Самой крупной и лучше всех вооружённой была колонна Вьетминя, чьи ряды были раздуты «Авангардной молодёжью» и татуированными пиратами, самоназвавшимися «Комитетом налётчиков». За ними следовала колонна националистов, чьи ряды также были существенно раздуты за счёт солдат капитулировавшей японской армии. Этим было всё безразлично, они хотели только сражаться и умирать, и борьба Вьетминя против западного колониализма показалась им самым достойным выбором. Кроме них здесь же присутствовали каодаисты и приверженцы другой небольшой секты Хоа-хао, вооружённые до зубов. Их вёл Безумный бонза, длинноволосый шизофреник, то и дело хватавшийся обеими руками за голову, потому что его всё чаще посещали пророческие видения. Именно пираты стреляли нет-нет в воздух в ответ на призывы и лозунги Хошимина. Марш мне понравился. Но после марша начался погром. Не помню, отдавал ли товарищ Чанг такие приказы, но толпа как-то спонтанно хлынула в сторону жёлтого здания на Катина в поисках членов голлистского Экспедиционного корпуса, по слухам уже занимавшего все бюро вишистской администрации. Повсюду слышались дружно подхватываемые толпами крики: «Смерть французскому империализму!». Попадавшимся под горячую руку французам приходилось не сладко – их жестоко избивали, к тому же там и сям опять слышалась беспорядочная стрельба. Стреляли на бульваре Боннар, стреляли на Центральном рынке, и лишь когда вместе с кромешной ночью на Сайгон хлынул очередной тропический ливень, стрельба утихла.

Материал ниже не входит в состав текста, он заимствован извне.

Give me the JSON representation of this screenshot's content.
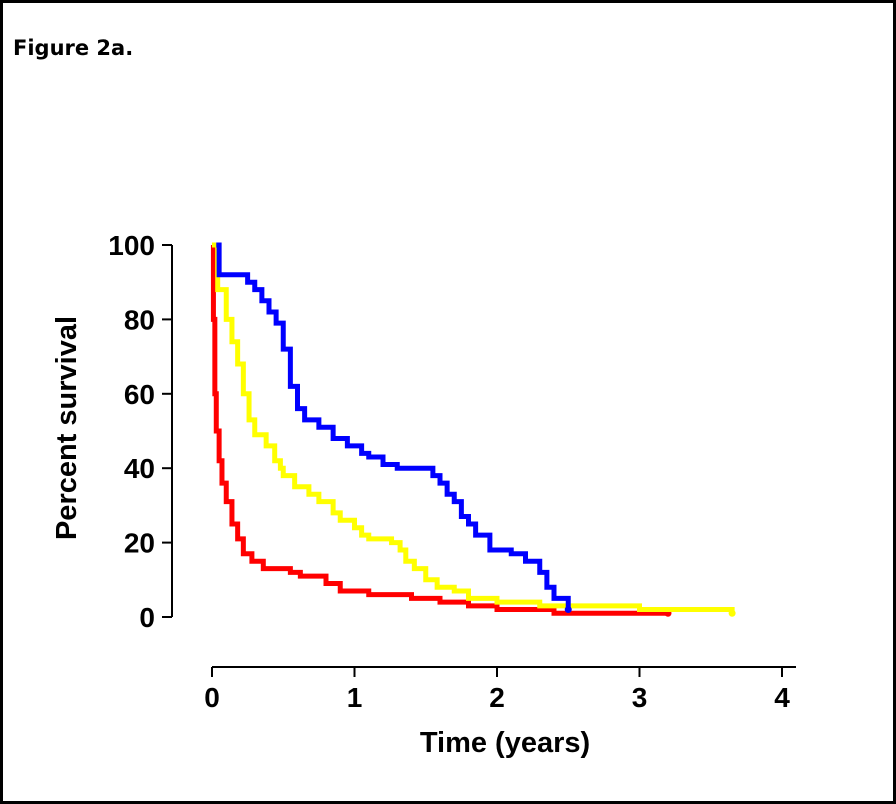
{
  "figure_label": "Figure 2a.",
  "chart_data": {
    "type": "line",
    "step": true,
    "title": "",
    "xlabel": "Time (years)",
    "ylabel": "Percent survival",
    "xlim": [
      0,
      4
    ],
    "ylim": [
      0,
      100
    ],
    "xticks": [
      0,
      1,
      2,
      3,
      4
    ],
    "yticks": [
      0,
      20,
      40,
      60,
      80,
      100
    ],
    "grid": false,
    "series": [
      {
        "color": "#ff0000",
        "points": [
          [
            0,
            100
          ],
          [
            0.01,
            80
          ],
          [
            0.02,
            60
          ],
          [
            0.03,
            50
          ],
          [
            0.05,
            42
          ],
          [
            0.07,
            36
          ],
          [
            0.1,
            31
          ],
          [
            0.14,
            25
          ],
          [
            0.18,
            21
          ],
          [
            0.22,
            17
          ],
          [
            0.28,
            15
          ],
          [
            0.36,
            13
          ],
          [
            0.55,
            12
          ],
          [
            0.62,
            11
          ],
          [
            0.8,
            9
          ],
          [
            0.9,
            7
          ],
          [
            1.1,
            6
          ],
          [
            1.4,
            5
          ],
          [
            1.6,
            4
          ],
          [
            1.8,
            3
          ],
          [
            2.0,
            2
          ],
          [
            2.4,
            1
          ],
          [
            3.2,
            1
          ]
        ]
      },
      {
        "color": "#ffff00",
        "points": [
          [
            0,
            100
          ],
          [
            0.04,
            88
          ],
          [
            0.1,
            80
          ],
          [
            0.14,
            74
          ],
          [
            0.18,
            68
          ],
          [
            0.22,
            60
          ],
          [
            0.26,
            53
          ],
          [
            0.3,
            49
          ],
          [
            0.38,
            46
          ],
          [
            0.44,
            42
          ],
          [
            0.48,
            40
          ],
          [
            0.5,
            38
          ],
          [
            0.58,
            35
          ],
          [
            0.68,
            33
          ],
          [
            0.75,
            31
          ],
          [
            0.85,
            28
          ],
          [
            0.9,
            26
          ],
          [
            1.0,
            24
          ],
          [
            1.05,
            22
          ],
          [
            1.1,
            21
          ],
          [
            1.26,
            20
          ],
          [
            1.32,
            18
          ],
          [
            1.36,
            15
          ],
          [
            1.42,
            13
          ],
          [
            1.5,
            10
          ],
          [
            1.58,
            8
          ],
          [
            1.7,
            7
          ],
          [
            1.8,
            5
          ],
          [
            2.0,
            4
          ],
          [
            2.3,
            3
          ],
          [
            2.8,
            3
          ],
          [
            3.0,
            2
          ],
          [
            3.65,
            1
          ]
        ]
      },
      {
        "color": "#0000ff",
        "points": [
          [
            0.03,
            100
          ],
          [
            0.05,
            92
          ],
          [
            0.2,
            92
          ],
          [
            0.25,
            90
          ],
          [
            0.3,
            88
          ],
          [
            0.35,
            85
          ],
          [
            0.4,
            82
          ],
          [
            0.45,
            79
          ],
          [
            0.5,
            72
          ],
          [
            0.55,
            62
          ],
          [
            0.6,
            56
          ],
          [
            0.65,
            53
          ],
          [
            0.75,
            51
          ],
          [
            0.85,
            48
          ],
          [
            0.95,
            46
          ],
          [
            1.05,
            44
          ],
          [
            1.1,
            43
          ],
          [
            1.2,
            41
          ],
          [
            1.3,
            40
          ],
          [
            1.55,
            38
          ],
          [
            1.6,
            36
          ],
          [
            1.65,
            33
          ],
          [
            1.7,
            31
          ],
          [
            1.75,
            27
          ],
          [
            1.8,
            25
          ],
          [
            1.85,
            22
          ],
          [
            1.95,
            18
          ],
          [
            2.1,
            17
          ],
          [
            2.2,
            15
          ],
          [
            2.3,
            12
          ],
          [
            2.35,
            8
          ],
          [
            2.4,
            5
          ],
          [
            2.5,
            2
          ]
        ]
      }
    ]
  }
}
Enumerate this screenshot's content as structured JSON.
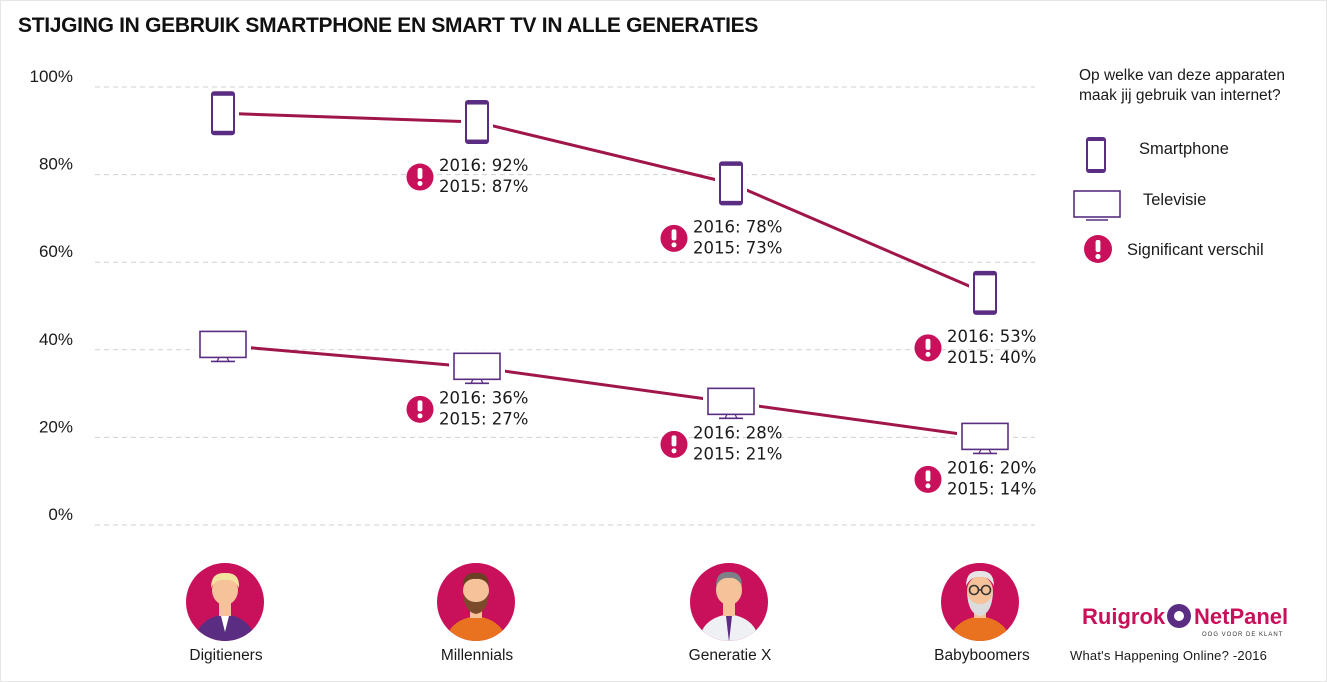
{
  "title": "STIJGING IN GEBRUIK SMARTPHONE EN SMART TV IN ALLE GENERATIES",
  "colors": {
    "line": "#a0164a",
    "icon": "#5a2d82",
    "badge": "#c8115a",
    "grid": "#d0d0d0"
  },
  "legend": {
    "question": "Op welke van deze apparaten maak jij gebruik van internet?",
    "items": [
      {
        "icon": "smartphone-icon",
        "label": "Smartphone"
      },
      {
        "icon": "television-icon",
        "label": "Televisie"
      },
      {
        "icon": "significant-icon",
        "label": "Significant verschil"
      }
    ]
  },
  "chart_data": {
    "type": "line",
    "categories": [
      "Digitieners",
      "Millennials",
      "Generatie X",
      "Babyboomers"
    ],
    "ylim": [
      0,
      100
    ],
    "yticks": [
      0,
      20,
      40,
      60,
      80,
      100
    ],
    "ytick_labels": [
      "0%",
      "20%",
      "40%",
      "60%",
      "80%",
      "100%"
    ],
    "series": [
      {
        "name": "Smartphone",
        "values": [
          94,
          92,
          78,
          53
        ],
        "annotations": [
          null,
          {
            "line1": "2016: 92%",
            "line2": "2015: 87%",
            "significant": true
          },
          {
            "line1": "2016: 78%",
            "line2": "2015: 73%",
            "significant": true
          },
          {
            "line1": "2016: 53%",
            "line2": "2015: 40%",
            "significant": true
          }
        ]
      },
      {
        "name": "Televisie",
        "values": [
          41,
          36,
          28,
          20
        ],
        "annotations": [
          null,
          {
            "line1": "2016: 36%",
            "line2": "2015: 27%",
            "significant": true
          },
          {
            "line1": "2016: 28%",
            "line2": "2015: 21%",
            "significant": true
          },
          {
            "line1": "2016: 20%",
            "line2": "2015: 14%",
            "significant": true
          }
        ]
      }
    ]
  },
  "brand": {
    "name_left": "Ruigrok",
    "name_right": "NetPanel",
    "tagline": "OOG VOOR DE KLANT",
    "source": "What's Happening Online? -2016"
  }
}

Я вернулся домой поздно вечером, громко крича «Смерть французском империализму!» на всю улицу, пряча в кармане свой первый трофей, складной кнопочный нож, и застал здесь лишь свою испуганную, заплаканную сестрёнку Софи и дядю Нама, храпящего как слон после вечерней трубки. Потом, во всём нашем квартале наступила мёртвая тишина.
21.
Когда в кабинет генерал-губернатора спокойно и деловито вошли товарищи Вьет и Лан из ханойского ЦК, присланные лично Хошимином, у товарища Чанга по спине побежал неприятный холодок. Их суровые лица, задубелые от многолетней подпольной деятельности и военных сражений не сулили каких-либо лёгких переговоров. “А не предложить ли им тоже трофейного коньячку?”, стремительно пронеслось у него в голове. Они дружно уселись в кресла напротив него и тут же выложили свои изящные чёрные пистолеты Макарова на стол, как любил делать он сам. “Пожалуй, лучше не предлагать”, решил Чан, расплываясь в лучезарной улыбке.